The United States has arranged for El Salvador to transfer Venezuelan deportees to Caracas in exchange for the release of ten individuals held by the Venezuelan government—five U.S. citizens and five permanent residents—according to two U.S. officials quoted by Reuters.
The detainees in question are those taken earlier this year to El Salvador's maximum-security CECOT facility. Neither the U.S. State Department, the White House, nor the Department of Homeland Security have commented on the reported swap.
🚨 NEW: Both @bloomberg and @reuters are reporting that the Trump admin is doing a prisoner swap, deporting all or potentially nearly all of the Venezuelans imprisoned in CECOT to Venezuela in exchange for American political prisoners.
— Aaron Reichlin-Melnick (@ReichlinMelnick) July 18, 2025
The admin lied about custody from day one. https://t.co/0D33yVc0rQ pic.twitter.com/DQm6j1vvep
While U.S. authorities have repeatedly maintained that they don't have jurisdiction over the deported individuals, a report from The New York Times published on July 8 revealed that high-level Trump officials had been actively negotiating to use these detainees as leverage.
Secretary of State Marco Rubio and Special Presidential Envoy Richard Grenell reportedly led separate, uncoordinated talks with Venezuelan National Assembly President Jorge Rodríguez. One proposal involved trading the detainees for American hostages and Venezuelan political prisoners; another linked the swap to an extension of Chevron's operating license in Venezuela. Neither proposal came to fruition at the time.
Moreover, El Salvador seemed to confirm that the U.S. can decide over the fate of the detainees. A court filing presented by lawyers representing four migrant families includes a Salvadoran government response to a United Nations inquiry that states: "The jurisdiction and legal responsibility for these people lie exclusively with the competent foreign authorities," referring to the United States.
The filing, presented to the United Nations, included in litigation brought by the ACLU and Democracy Forward. "El Salvador said out loud what everyone knew: The United States is in charge of the Venezuelans shipped off in the middle of the night back in March," said ACLU attorney Lee Gelernt.
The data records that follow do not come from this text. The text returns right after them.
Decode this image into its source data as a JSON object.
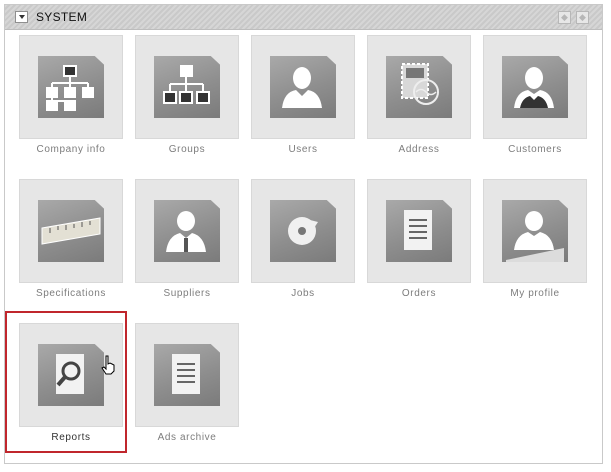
{
  "panel": {
    "title": "SYSTEM"
  },
  "tiles": [
    {
      "label": "Company info",
      "icon": "org-chart-icon"
    },
    {
      "label": "Groups",
      "icon": "groups-hierarchy-icon"
    },
    {
      "label": "Users",
      "icon": "user-icon"
    },
    {
      "label": "Address",
      "icon": "stamp-address-icon"
    },
    {
      "label": "Customers",
      "icon": "customer-icon"
    },
    {
      "label": "Specifications",
      "icon": "ruler-icon"
    },
    {
      "label": "Suppliers",
      "icon": "supplier-icon"
    },
    {
      "label": "Jobs",
      "icon": "refresh-icon"
    },
    {
      "label": "Orders",
      "icon": "document-icon"
    },
    {
      "label": "My profile",
      "icon": "profile-icon"
    },
    {
      "label": "Reports",
      "icon": "report-search-icon",
      "selected": true
    },
    {
      "label": "Ads archive",
      "icon": "archive-document-icon"
    }
  ],
  "colors": {
    "selection": "#c0262c",
    "tile_bg": "#e6e6e6",
    "label": "#7d7d7d"
  }
}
Despite the failure of initial negotiations, the deal now underway appears to reflect the administration's continued use of the detainees for diplomatic purposes, contradicting earlier legal positions. The Venezuelan government has consistently condemned the detentions in El Salvador as violations of international law, while families and legal advocates argue many of those held have no ties to criminal activity and were not afforded due process.